Brewer and pub operator Greene King has launched a drive to increase the number of its landladies by branding the women in its leased and tenanted estate as "public housewives".
The 2,000-strong pub company wants to build on the increasing number of women looking to run a pub, a trend driven by the post-smoking ban focus on family-friendly and clean pubs with safer and calmer environments.
"I'd like to see more women take the step," said Caroline Hollings, training and recruitment director at Greene King.
Just 13% of Greene King's main licence holders are women.

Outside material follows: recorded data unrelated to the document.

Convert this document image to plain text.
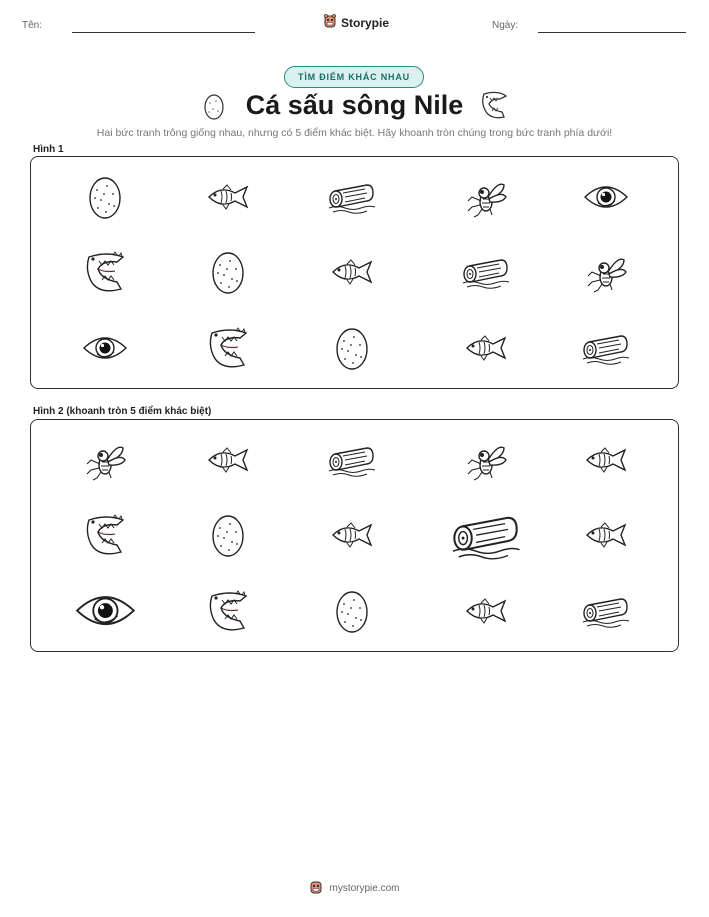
Tên:	Storypie	Ngày:
TÌM ĐIỂM KHÁC NHAU
Cá sấu sông Nile
Hai bức tranh trông giống nhau, nhưng có 5 điểm khác biệt. Hãy khoanh tròn chúng trong bức tranh phía dưới!
Hình 1
Hình 2 (khoanh tròn 5 điểm khác biệt)
mystorypie.com
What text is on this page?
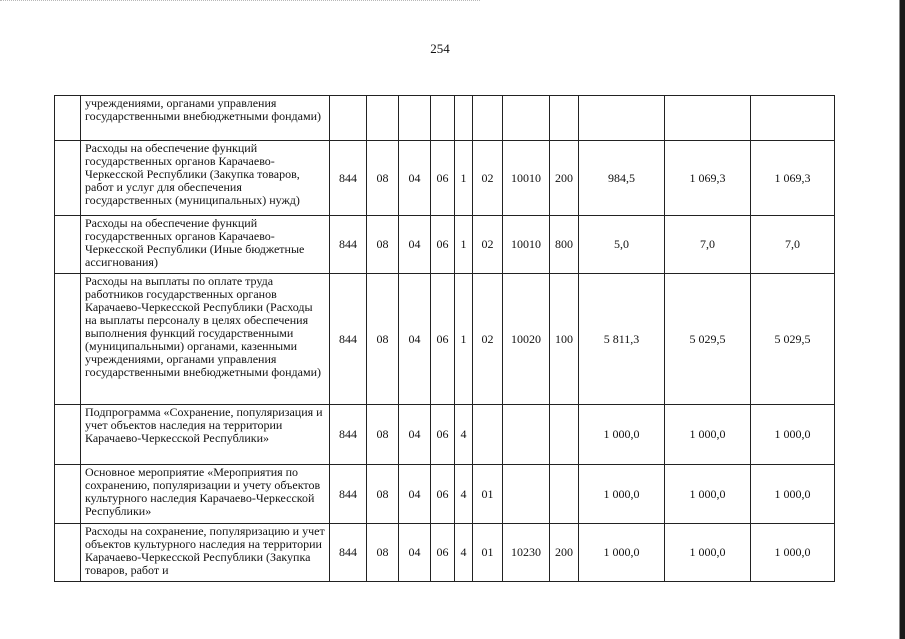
254
	учреждениями, органами управления государственными внебюджетными фондами)											
	Расходы на обеспечение функций государственных органов Карачаево-Черкесской Республики (Закупка товаров, работ и услуг для обеспечения государственных (муниципальных) нужд)	844	08	04	06	1	02	10010	200	984,5	1 069,3	1 069,3
	Расходы на обеспечение функций государственных органов Карачаево-Черкесской Республики (Иные бюджетные ассигнования)	844	08	04	06	1	02	10010	800	5,0	7,0	7,0
	Расходы на выплаты по оплате труда работников государственных органов Карачаево-Черкесской Республики (Расходы на выплаты персоналу в целях обеспечения выполнения функций государственными (муниципальными) органами, казенными учреждениями, органами управления государственными внебюджетными фондами)	844	08	04	06	1	02	10020	100	5 811,3	5 029,5	5 029,5
	Подпрограмма «Сохранение, популяризация и учет объектов наследия на территории Карачаево-Черкесской Республики»	844	08	04	06	4				1 000,0	1 000,0	1 000,0
	Основное мероприятие «Мероприятия по сохранению, популяризации и учету объектов культурного наследия Карачаево-Черкесской Республики»	844	08	04	06	4	01			1 000,0	1 000,0	1 000,0
	Расходы на сохранение, популяризацию и учет объектов культурного наследия на территории Карачаево-Черкесской Республики (Закупка товаров, работ и	844	08	04	06	4	01	10230	200	1 000,0	1 000,0	1 000,0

Paul West, managing director at Ignite Marketing, welcomed the move to increase the proportion of female employees in the traditionally male-dominated pub industry. "Greene King is doing the right thing because the pub industry is changing dramatically, becoming more family-friendly and food-orientated," he said. "It would benefit the industry to recruit from a wider selection and to specifically target women is probably a good idea."
However, West warned that the tag of ‘public housewives' could be misinterpreted. "It implies to people an image of being married and takes away from the fact that this is about running your own business," he said. "But recruiting more women can only be a good thing."
Greene King's recruitment drive came as a joint report by the CBI and the TUC, entitled Talent Not Tokenism, revealed that employers which recruit staff based on their abilities, regardless of their sex, have improved retention rates and lowered recruitment costs.
The report praised bar and hotel operator Botanic Inns for providing employees with a wide range of flexible working options, a 24-hour advice service and enhanced maternity and paternity pay, resulting in lower staff turnover.